Ela escutava atentamente, parecia mais calma, mas ainda hesitava.

"Pensei muito a respeito, há outras alternativas, segunda começo a procurar emprego, nem se for no chão-de-fábrica, faço de tudo para continuarmos juntos, vamos sair mais fortes disso tudo".

Ela já não soluçava, e me escutava seriamente. Ela também me amava, eu sabia, podia sentir isso na maneira como me olhava.

"Quando sai para pensar, entendi minha vida, minha vida é que você é tudo pra mim, minha vida sem você não tem sentido. Você é tudo, tudo, não vivo sem você".

Ela continuava me olhando fixamente, via as lágrimas secar de seus olhos, ela sentia o mesmo, nós nos amavámos, éramos feitos um para o outro, íamos superar essas dificuldades passageiras, nosso amor nos protegia, seríamos mais fortes.

"Passei no supermercado na volta, comprei aquela garrafa de vinho chileno que costumávamos beber. Lembra?De quando começamos a namorar?". Disse, mostrando a garrafa de Carmenére.
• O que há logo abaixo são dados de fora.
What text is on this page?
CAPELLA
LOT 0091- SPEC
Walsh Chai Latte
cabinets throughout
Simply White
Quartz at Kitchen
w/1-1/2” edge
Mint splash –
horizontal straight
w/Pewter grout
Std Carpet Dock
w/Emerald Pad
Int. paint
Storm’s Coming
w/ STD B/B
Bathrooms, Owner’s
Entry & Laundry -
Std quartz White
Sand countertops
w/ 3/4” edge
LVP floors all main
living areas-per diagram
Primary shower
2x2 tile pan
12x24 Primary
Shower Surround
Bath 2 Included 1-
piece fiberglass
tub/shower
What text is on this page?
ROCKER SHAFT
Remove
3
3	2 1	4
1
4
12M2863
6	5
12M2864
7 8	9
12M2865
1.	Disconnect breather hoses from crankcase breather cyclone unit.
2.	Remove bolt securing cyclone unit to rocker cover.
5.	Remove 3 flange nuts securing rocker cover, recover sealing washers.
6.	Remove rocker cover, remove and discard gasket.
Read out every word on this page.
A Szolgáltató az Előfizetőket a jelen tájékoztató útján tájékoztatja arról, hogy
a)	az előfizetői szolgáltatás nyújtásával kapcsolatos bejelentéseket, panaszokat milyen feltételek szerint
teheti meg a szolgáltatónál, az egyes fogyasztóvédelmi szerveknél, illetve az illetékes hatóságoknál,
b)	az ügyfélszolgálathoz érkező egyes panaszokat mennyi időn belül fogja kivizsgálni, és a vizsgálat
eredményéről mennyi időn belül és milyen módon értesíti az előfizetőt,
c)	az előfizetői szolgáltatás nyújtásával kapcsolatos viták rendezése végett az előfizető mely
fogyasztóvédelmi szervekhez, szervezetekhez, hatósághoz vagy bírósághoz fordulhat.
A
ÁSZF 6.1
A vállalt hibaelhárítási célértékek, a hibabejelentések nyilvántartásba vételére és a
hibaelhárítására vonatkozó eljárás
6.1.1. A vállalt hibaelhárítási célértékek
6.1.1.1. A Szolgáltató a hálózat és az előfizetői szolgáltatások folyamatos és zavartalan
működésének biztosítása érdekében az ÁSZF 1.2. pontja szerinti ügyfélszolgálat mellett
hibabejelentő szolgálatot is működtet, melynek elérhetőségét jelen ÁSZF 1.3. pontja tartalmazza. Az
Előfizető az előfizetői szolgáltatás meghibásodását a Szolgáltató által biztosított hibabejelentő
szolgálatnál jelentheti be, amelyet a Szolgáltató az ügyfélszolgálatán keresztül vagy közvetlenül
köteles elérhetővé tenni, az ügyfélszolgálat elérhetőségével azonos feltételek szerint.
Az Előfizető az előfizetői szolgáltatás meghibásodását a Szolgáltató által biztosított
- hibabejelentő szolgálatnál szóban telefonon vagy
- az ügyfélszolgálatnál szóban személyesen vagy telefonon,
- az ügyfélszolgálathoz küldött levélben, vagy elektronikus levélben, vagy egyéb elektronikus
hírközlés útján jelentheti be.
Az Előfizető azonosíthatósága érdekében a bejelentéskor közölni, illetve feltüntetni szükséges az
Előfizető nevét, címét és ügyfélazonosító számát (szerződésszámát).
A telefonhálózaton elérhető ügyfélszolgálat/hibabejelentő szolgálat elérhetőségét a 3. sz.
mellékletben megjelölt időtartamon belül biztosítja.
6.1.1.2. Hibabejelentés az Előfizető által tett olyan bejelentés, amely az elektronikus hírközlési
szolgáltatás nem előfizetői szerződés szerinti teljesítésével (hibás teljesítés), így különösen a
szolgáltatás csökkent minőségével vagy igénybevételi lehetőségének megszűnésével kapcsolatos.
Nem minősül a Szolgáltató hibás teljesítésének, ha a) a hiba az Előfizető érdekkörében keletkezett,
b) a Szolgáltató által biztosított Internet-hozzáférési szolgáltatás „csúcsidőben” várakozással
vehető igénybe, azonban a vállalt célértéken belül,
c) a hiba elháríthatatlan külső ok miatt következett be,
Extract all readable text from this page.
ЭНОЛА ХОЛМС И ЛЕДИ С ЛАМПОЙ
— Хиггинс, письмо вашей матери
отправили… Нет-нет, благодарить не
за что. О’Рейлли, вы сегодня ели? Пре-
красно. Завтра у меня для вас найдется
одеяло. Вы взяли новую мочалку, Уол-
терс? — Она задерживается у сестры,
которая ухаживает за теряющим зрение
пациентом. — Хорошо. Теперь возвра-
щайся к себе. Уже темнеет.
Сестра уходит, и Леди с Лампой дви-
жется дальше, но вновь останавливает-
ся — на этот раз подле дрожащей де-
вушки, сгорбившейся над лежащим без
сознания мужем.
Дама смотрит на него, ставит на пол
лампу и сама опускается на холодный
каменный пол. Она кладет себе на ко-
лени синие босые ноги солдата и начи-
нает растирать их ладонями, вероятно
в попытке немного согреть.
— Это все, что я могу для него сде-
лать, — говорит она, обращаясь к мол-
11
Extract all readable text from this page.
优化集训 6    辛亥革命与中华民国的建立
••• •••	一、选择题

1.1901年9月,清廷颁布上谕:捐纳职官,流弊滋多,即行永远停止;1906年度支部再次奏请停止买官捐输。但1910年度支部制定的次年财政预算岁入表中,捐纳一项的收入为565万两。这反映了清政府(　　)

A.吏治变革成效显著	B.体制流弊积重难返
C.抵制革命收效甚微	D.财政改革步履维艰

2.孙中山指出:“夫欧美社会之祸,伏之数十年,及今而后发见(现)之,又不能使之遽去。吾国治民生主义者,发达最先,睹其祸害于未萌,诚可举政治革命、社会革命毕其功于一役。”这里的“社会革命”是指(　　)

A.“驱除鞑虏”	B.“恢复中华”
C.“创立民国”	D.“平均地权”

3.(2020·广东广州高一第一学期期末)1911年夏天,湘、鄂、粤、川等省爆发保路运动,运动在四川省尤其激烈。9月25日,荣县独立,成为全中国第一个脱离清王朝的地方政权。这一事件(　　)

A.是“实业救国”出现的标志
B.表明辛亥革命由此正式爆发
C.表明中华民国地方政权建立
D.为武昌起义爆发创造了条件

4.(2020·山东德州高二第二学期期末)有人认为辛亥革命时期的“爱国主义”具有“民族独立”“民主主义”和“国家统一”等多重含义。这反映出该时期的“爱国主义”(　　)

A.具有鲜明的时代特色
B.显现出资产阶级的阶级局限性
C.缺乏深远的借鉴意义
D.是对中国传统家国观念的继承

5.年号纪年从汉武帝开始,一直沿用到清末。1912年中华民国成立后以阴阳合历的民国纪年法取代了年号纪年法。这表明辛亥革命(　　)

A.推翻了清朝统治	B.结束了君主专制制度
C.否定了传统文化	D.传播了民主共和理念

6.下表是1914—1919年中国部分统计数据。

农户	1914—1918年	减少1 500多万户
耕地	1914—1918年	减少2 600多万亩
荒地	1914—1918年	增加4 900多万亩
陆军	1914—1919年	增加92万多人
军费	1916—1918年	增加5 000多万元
Sua expressão mudou, recuperou a compostura, a feição chorosa sumiu de seu rosto, os lábios já pareciam esboçar um sorriso, e eu já sentia seu coração batendo em outro ritmo, lançando aquela vibração atraente em minha direção, meu coração vibrava na mesma sintonia, era inevitável, logo ela se lançaria a meus braços, me beijaria a boca, e voltaríamos a ser felizes como antes.

"Mas você é um bosta mesmo", disse ela, colocando as últimas peças de roupa na maleta vermelha "Enfia essa garrafa no seu rabo".

"Vai se foder, sua piranha sem coração", respondi, desesperado. E foi dali pra baixo, a cagada estava feita, e não tinha mais volta. Ela saiu pela porta para nunca mais voltar, e eu fiquei, bebendo o Carmenére sozinho. Segunda eu ia procurar emprego, de peão mesmo, o aluguel estava vencido, não havia comida na geladeira, e gastei meus últimos 20 reais na garrafa de vinho chileno. Puta merda!

2

A fila para o trabalho era imensa, um trabalho de merda, por um salário de merda, e isso se eu tivesse sorte. Pessoas de todas as idades aguardavam com os documentos na mão. Um sujeito baixo e careca segurava uma pastinha verde, "meu diploma do Fisk", dizia, "fiz até o nível 4". Um imbecil. Em meio àquela multidão de desesperados, eu tentava entender o que fazia ali. Eu era pra ser alguém de outro nível, de alta renda, viagens ao exterior, "American Dream". Mas minha empresa foi pro saco com a crise, e agora eu era só mais um fudido.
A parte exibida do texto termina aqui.